If I had to pick between the two, I’d still say that the absence of Lampard left Chelsea worse off this season and is probably largely responsible for their plight. With a lack of creative genius in the centre of the pitch, they exposed themselves as one dimensional. Drogba looked less effective than ever, Anelka even more pathetic in terms of creativity than his usual uninteresting self. Hopefully though, Frank Lampards return wouldn’t have come late enough to prevent their customary march to the top of the table.
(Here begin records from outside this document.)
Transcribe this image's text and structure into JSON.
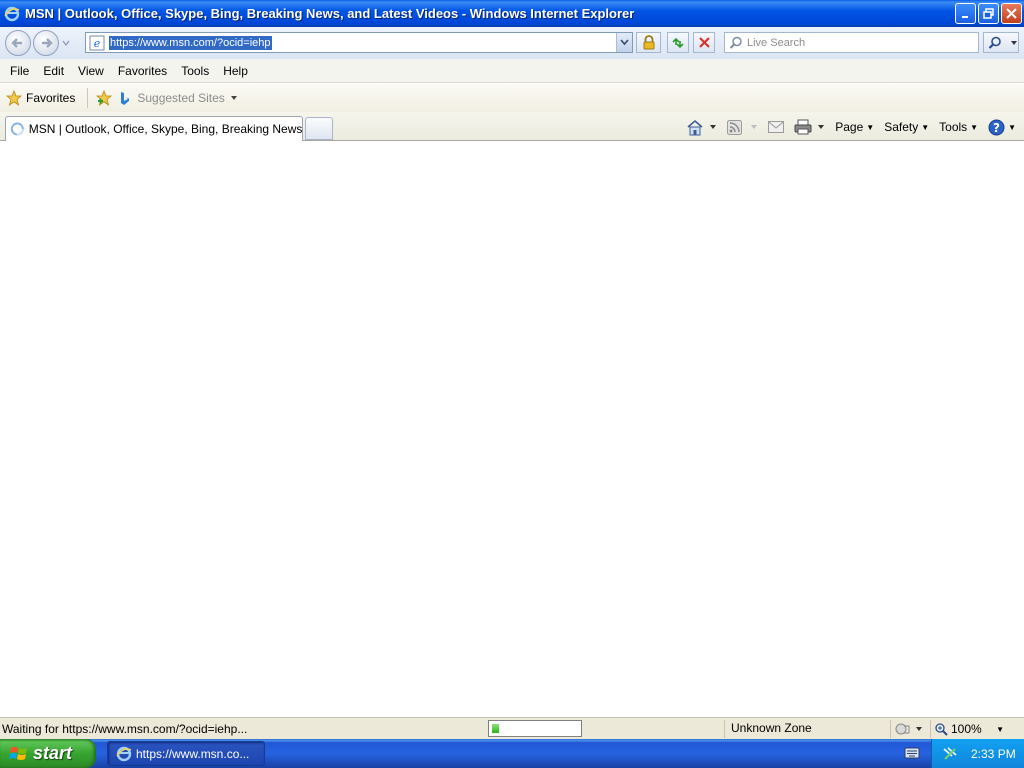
{
  "window": {
    "title": "MSN | Outlook, Office, Skype, Bing, Breaking News, and Latest Videos - Windows Internet Explorer"
  },
  "address_bar": {
    "url": "https://www.msn.com/?ocid=iehp"
  },
  "search": {
    "placeholder": "Live Search"
  },
  "menu": {
    "items": [
      "File",
      "Edit",
      "View",
      "Favorites",
      "Tools",
      "Help"
    ]
  },
  "favorites_bar": {
    "favorites_label": "Favorites",
    "suggested_sites_label": "Suggested Sites"
  },
  "tabs": {
    "active_tab_label": "MSN | Outlook, Office, Skype, Bing, Breaking News, a..."
  },
  "command_bar": {
    "page_label": "Page",
    "safety_label": "Safety",
    "tools_label": "Tools"
  },
  "status_bar": {
    "status_text": "Waiting for https://www.msn.com/?ocid=iehp...",
    "progress_fraction": 0.08,
    "zone_label": "Unknown Zone",
    "zoom_level": "100%"
  },
  "taskbar": {
    "start_label": "start",
    "task_item_label": "https://www.msn.co...",
    "clock": "2:33 PM"
  },
  "colors": {
    "titlebar_blue": "#0055e5",
    "start_green": "#36a530",
    "tray_blue": "#0f86dc",
    "progress_green": "#2db51b"
  }
}
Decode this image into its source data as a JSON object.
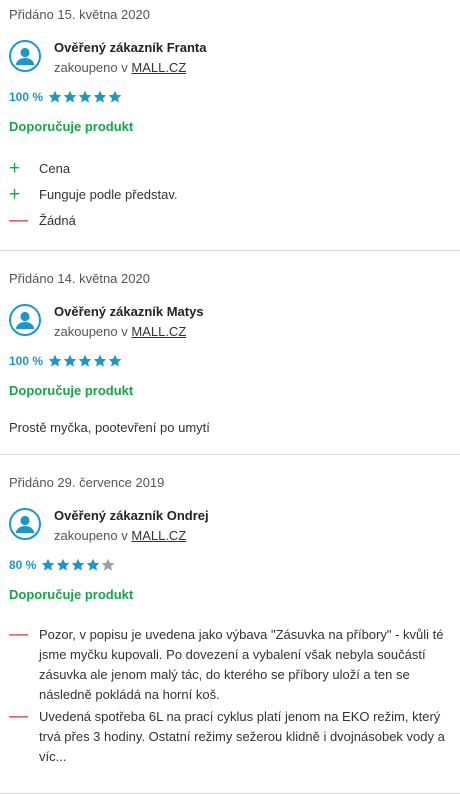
{
  "reviews": [
    {
      "added": "Přidáno 15. května 2020",
      "author": "Ověřený zákazník Franta",
      "bought_prefix": "zakoupeno v",
      "shop": "MALL.CZ",
      "rating_pct": "100 %",
      "stars": 5,
      "recommend": "Doporučuje produkt",
      "pros": [
        "Cena",
        "Funguje podle představ."
      ],
      "cons": [
        "Žádná"
      ]
    },
    {
      "added": "Přidáno 14. května 2020",
      "author": "Ověřený zákazník Matys",
      "bought_prefix": "zakoupeno v",
      "shop": "MALL.CZ",
      "rating_pct": "100 %",
      "stars": 5,
      "recommend": "Doporučuje produkt",
      "comment": "Prostě myčka, pootevření po umytí"
    },
    {
      "added": "Přidáno 29. července 2019",
      "author": "Ověřený zákazník Ondrej",
      "bought_prefix": "zakoupeno v",
      "shop": "MALL.CZ",
      "rating_pct": "80 %",
      "stars": 4,
      "recommend": "Doporučuje produkt",
      "cons": [
        "Pozor, v popisu je uvedena jako výbava \"Zásuvka na příbory\" - kvůli té jsme myčku kupovali. Po dovezení a vybalení však nebyla součástí zásuvka ale jenom malý tác, do kterého se příbory uloží a ten se následně pokládá na horní koš.",
        "Uvedená spotřeba 6L na prací cyklus platí jenom na EKO režim, který trvá přes 3 hodiny. Ostatní režimy sežerou klidně i dvojnásobek vody a víc..."
      ]
    }
  ],
  "colors": {
    "accent": "#1e96c8",
    "positive": "#1aa34a",
    "negative": "#e0303a",
    "star_empty": "#9e9e9e"
  },
  "icons": {
    "avatar": "user-avatar-icon",
    "star": "star-icon",
    "plus": "plus-icon",
    "minus": "minus-icon"
  }
}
Something that I wish Chelsea fans the best of luck with.
The only foreseeable problem for Chelsea happens to be with its former saviour and owner Abrahmovich, who has reportedly lost hundreds of millions during his ownership of the club in yet another example of irresponsible management and spending. With the World Cup in Russia coming up in a few years and Putin encouraging Russian entrepreneurs to invest at home instead of abroad, Chelsea fans might be in for some bad news or at the very least less money in the transfer kitty than they are used to. There can be no doubt that Abrahmovich seems to have lost interest in what was once his most prized asset and that seems to have had a trickle-down effect on the morale of the team.
Benitez’s successor has had a lot on his plate to deal with, to be fair - a change of ownership at the club, trouble motivating Fernando Torres and having to deal with a back room staff that hasn’t really been able to cut the mustard. Not that I would make any excuses for ‘Big Roy,’ but the truth is, moving to a club and achieving instant success isn’t easy and not everyone is as fortunate as Carlo Ancelloti and Jose Mourhinio in their being able to transform a club into a league winning side in the first year on the job. Were all managers that good, everyone would end the season tied first!
Injury woes seem to have crippled Liverpool as well this year along with the departure of Xabi Alonso which is being felt more and more as the days go by in what looks like a midfield in disarray. That Aquilani didn’t get a fair chance to perform, was my biggest regret, as having seen him play nearly his whole career in the Serie A, it was clear to me that he would be able to add some serious flair to the Liverpool midfield.
Steven Gerrard out for a couple of weeks didn’t help the team’s confidence either and with things at an all time low at Anfield, I would be surprised if Big Roy manages to keep his job. To be perfectly honest though, I feel he definitely deserves another year having used this one to settle down as his performances against top flight sides have been impressive.
What Liverpool lacks is consistency - something that can only be settled over time and that requires one thing that Liverpool fans are in short supply of these days. Patience.
Finishing in the top five would be a dream, but one that few fans should be banking on. Relegation being nearly impossible for a team of their caliber, no matter how poorly they have performed as of late, brings Liverpool fans to the inevitable conclusion of having to write off this season and hope they can pick up the pieces for the next one without losing Fernando Torres to the La Liga - something that will be weighing heavily on the minds of Anfield’s faithful as we get closer to the conclusion of this season.